Accanto a questi incontri utili ad elevare ed ad approfondire la conoscenza delle attività professionali di Relazioni Pubbliche, si colloca il corso di preparazione alla pratica professionale nelle Relazioni Pubbliche (RP) e nella Comunicazione d’Impresa (CI). Questa proposta formativa è rivolta soprattutto a collaboratori e dipendenti di agenzie e studi di rp, di imprese e organizzazioni pubbliche o private, che svolgono un’attività di relazioni pubbliche ed a neolaureati o diplomati.
Quale è il giusto mix di comunicazione da adottare per un azienda del nuovo millennio?

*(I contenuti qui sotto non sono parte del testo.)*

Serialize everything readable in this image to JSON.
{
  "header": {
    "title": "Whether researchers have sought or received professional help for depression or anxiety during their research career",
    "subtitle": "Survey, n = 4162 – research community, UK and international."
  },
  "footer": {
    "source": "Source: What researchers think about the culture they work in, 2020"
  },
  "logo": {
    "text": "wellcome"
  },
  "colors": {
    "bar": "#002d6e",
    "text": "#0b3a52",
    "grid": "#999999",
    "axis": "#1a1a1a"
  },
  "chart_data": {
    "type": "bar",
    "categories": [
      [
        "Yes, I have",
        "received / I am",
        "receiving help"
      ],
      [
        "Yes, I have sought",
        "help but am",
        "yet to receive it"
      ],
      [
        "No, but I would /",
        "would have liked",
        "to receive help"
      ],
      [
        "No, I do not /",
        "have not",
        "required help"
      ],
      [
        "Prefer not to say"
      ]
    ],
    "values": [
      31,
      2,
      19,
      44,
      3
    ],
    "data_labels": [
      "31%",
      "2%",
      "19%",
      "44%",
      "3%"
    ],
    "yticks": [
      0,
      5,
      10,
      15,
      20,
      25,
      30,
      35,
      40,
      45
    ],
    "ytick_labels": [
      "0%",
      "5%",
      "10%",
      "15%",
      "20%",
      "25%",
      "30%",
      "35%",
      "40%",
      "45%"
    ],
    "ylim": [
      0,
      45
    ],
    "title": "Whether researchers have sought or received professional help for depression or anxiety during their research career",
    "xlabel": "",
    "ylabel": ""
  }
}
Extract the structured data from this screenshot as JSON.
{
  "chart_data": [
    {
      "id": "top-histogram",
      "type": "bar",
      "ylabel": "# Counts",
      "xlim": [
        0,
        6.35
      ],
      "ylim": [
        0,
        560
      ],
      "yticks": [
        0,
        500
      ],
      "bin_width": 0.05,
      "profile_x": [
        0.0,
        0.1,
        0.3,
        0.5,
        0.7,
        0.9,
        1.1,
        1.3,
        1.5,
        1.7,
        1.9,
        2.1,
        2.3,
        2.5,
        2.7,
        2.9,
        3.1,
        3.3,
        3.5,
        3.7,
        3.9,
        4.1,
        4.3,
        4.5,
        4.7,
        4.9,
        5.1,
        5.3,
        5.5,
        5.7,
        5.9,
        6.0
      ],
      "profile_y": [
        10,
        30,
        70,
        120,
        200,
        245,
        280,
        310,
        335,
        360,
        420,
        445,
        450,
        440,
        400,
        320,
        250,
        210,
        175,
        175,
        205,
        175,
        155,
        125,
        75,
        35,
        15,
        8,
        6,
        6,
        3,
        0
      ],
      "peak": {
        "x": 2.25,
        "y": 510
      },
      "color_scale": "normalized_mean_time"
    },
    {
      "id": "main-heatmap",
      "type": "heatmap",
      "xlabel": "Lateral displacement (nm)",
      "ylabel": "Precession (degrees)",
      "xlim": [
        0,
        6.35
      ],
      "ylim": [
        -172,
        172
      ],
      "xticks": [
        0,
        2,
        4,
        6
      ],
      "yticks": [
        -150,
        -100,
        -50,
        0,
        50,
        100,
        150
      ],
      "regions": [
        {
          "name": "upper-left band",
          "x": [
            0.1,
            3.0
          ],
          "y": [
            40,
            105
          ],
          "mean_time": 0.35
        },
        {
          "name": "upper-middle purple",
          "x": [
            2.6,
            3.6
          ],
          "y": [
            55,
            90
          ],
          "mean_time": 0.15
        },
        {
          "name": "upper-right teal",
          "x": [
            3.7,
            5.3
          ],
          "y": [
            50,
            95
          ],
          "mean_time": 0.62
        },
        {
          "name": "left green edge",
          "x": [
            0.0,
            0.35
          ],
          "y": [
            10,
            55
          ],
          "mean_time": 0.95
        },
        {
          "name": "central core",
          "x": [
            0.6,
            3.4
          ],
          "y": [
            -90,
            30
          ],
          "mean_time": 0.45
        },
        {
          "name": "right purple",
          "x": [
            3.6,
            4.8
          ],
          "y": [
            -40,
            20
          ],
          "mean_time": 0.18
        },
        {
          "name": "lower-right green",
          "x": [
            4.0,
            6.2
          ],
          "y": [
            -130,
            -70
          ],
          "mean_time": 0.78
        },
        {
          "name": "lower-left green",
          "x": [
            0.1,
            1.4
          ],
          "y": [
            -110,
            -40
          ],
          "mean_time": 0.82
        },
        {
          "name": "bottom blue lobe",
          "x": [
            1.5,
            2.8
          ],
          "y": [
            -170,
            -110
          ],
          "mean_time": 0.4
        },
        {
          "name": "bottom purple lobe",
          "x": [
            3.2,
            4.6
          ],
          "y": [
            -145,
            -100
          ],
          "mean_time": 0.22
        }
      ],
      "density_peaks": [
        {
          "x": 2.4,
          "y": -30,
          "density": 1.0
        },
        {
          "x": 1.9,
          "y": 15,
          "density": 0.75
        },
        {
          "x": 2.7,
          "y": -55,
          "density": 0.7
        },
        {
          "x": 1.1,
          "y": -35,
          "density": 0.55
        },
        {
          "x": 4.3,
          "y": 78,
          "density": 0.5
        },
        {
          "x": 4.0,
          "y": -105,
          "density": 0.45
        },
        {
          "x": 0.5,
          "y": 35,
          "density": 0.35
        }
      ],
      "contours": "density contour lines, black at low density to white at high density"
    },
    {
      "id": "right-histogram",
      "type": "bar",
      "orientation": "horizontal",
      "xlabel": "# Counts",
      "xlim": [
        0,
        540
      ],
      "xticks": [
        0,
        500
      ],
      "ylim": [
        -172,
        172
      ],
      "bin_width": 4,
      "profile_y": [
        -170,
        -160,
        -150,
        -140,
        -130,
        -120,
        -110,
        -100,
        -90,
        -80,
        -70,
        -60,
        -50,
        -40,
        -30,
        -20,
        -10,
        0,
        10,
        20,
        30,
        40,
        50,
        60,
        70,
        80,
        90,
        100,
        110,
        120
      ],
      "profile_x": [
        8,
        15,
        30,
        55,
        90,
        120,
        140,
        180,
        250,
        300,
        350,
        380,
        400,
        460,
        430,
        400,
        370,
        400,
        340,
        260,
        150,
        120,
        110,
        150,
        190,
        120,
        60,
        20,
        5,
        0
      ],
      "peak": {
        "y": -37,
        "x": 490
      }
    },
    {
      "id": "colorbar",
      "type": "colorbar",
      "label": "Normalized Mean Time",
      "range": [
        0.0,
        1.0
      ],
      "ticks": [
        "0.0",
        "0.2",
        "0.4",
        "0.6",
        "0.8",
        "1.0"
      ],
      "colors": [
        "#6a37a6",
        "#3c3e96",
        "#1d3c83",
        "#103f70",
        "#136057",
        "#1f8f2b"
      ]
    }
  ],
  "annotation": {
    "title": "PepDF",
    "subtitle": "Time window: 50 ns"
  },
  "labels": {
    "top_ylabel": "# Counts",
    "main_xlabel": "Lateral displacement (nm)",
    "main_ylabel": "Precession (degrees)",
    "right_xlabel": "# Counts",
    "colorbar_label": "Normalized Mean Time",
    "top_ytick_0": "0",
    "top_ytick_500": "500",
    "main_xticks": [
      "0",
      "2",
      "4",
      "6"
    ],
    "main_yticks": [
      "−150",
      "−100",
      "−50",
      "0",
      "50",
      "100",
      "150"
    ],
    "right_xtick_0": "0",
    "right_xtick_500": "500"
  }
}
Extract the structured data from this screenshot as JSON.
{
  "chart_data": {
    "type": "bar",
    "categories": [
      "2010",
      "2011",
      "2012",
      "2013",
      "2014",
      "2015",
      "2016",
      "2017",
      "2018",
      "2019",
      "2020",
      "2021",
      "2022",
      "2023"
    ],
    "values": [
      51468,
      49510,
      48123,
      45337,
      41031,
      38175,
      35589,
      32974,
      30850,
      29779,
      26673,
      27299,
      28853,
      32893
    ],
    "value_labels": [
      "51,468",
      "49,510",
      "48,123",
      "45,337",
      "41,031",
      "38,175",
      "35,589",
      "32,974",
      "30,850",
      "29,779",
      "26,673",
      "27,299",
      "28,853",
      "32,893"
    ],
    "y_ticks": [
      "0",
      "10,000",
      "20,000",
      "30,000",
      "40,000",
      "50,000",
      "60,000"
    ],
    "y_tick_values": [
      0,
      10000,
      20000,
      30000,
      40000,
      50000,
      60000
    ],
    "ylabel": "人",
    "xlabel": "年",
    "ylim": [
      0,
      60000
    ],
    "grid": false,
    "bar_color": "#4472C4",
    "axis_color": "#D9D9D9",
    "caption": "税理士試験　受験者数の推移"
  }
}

Proprio questo tema è stato oggetto di discussione al World PR Forum che si è tenuto nei giorni scorsi a Stoccolma. Le relazioni pubbliche hanno raggiunto un grado di maturità tale da poter mettersi in discussione e riflettere sui cambiamenti in atto. In effetti la professione sta cambiando, è cambiata rispetto a qualche decennio fa: oggi il responsabile comunicazione dipende sempre più dal CEO dell’azienda e non come accadeva in passato dal direttore marketing o delle risorse umane. Se negli anni 70 le imprese erano diventate marketing oriented oggi sono sempre più communication oriented dove è la comunicazione ad essere fondamentale per il successo delle aziende. Oggi tutte le persone sono diventati dei media, vogliono comunicare, dire la loro, non solo essere informati e tutte le imprese e organizzazioni devono soddisfare questo bisogno. Saper interagire quindi in modo giusto con i clienti, i dipendenti,i venditori, è la chiave per sviluppare una buona reputazione e fare business. Ecco perché il direttore della comunicazione oggi entra nel board dell’ impresa ed è fondamentale nei processi decisionali. La direzione è quindi quella di una professione sempre più strategica, secondo Giampaolo Azzoni, professore ordinario dell’Università di Pavia, network, organizzazione comunicativa, stakeholders, rapidità/tempestività, equilibrio/bilance, sono le parole chiave che delineano i cambiamenti rilevanti nella definizione del ruolo della comunicazione.